Contextualization: Tokens get embeddings that depend on their context (e.g., “bank” has different embeddings in different sentences).
Interpretability: Attention weights can be visualized to see which tokens a model focuses on (e.g., in translation, you can see which source words map to target words).

VII. Practical Applications of Self-Attention

Natural Language Processing (NLP)
- Text Classification: BERT uses bidirectional self-attention to create contextual embeddings for sentiment analysis, spam detection, etc.
- Text Generation: GPT uses masked self-attention to generate coherent text token by token.
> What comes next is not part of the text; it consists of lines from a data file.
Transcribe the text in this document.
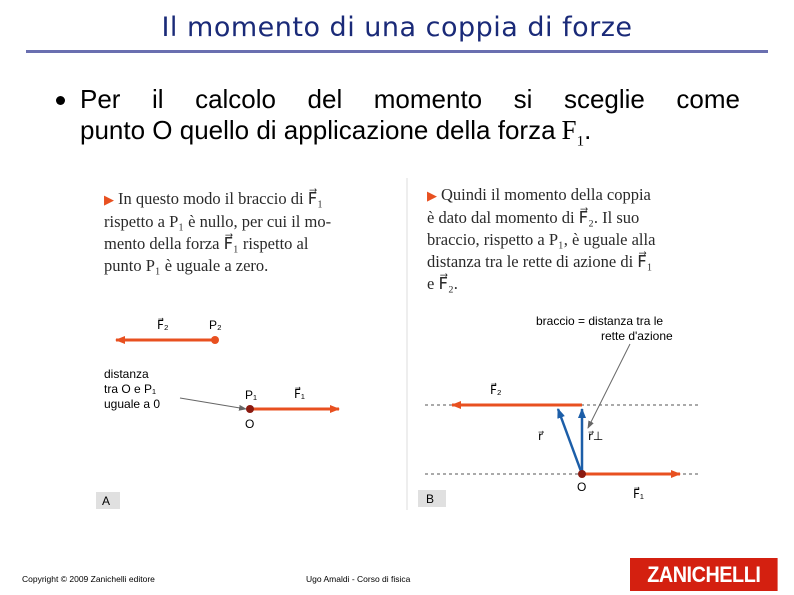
Il momento di una coppia di forze
Per il calcolo del momento si sceglie come
punto O quello di applicazione della forza $F_1$.
▶ In questo modo il braccio di F⃗₁
rispetto a P₁ è nullo, per cui il mo-
mento della forza F⃗₁ rispetto al
punto P₁ è uguale a zero.
▶ Quindi il momento della coppia
è dato dal momento di F⃗₂. Il suo
braccio, rispetto a P₁, è uguale alla
distanza tra le rette di azione di F⃗₁
e F⃗₂.
F⃗₂	P₂
distanza
tra O e P₁
uguale a 0
P₁	F⃗₁
O
A
braccio = distanza tra le
rette d'azione
F⃗₂
r⃗	r⃗⊥
O	F⃗₁
B
Copyright © 2009 Zanichelli editore	Ugo Amaldi - Corso di fisica	ZANICHELLI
- Machine Translation: The Transformer’s encoder uses self-attention to model source sentences, and the decoder uses encoder-decoder attention to link source and target tokens.
Computer Vision
- Image Classification: Vision Transformers (ViT) split images into patches, treat them as tokens, and use self-attention to model patch relationships.
- Object Detection: DETR uses self-attention to detect objects without hand-designed anchors.
Speech Processing
- Speech Recognition: Self-attention models (e.g., Conformer) combine convolution and self-attention to model speech sequences.
Time-Series Forecasting
- Self-attention models capture long-term dependencies in time-series data (e.g., stock prices, weather data).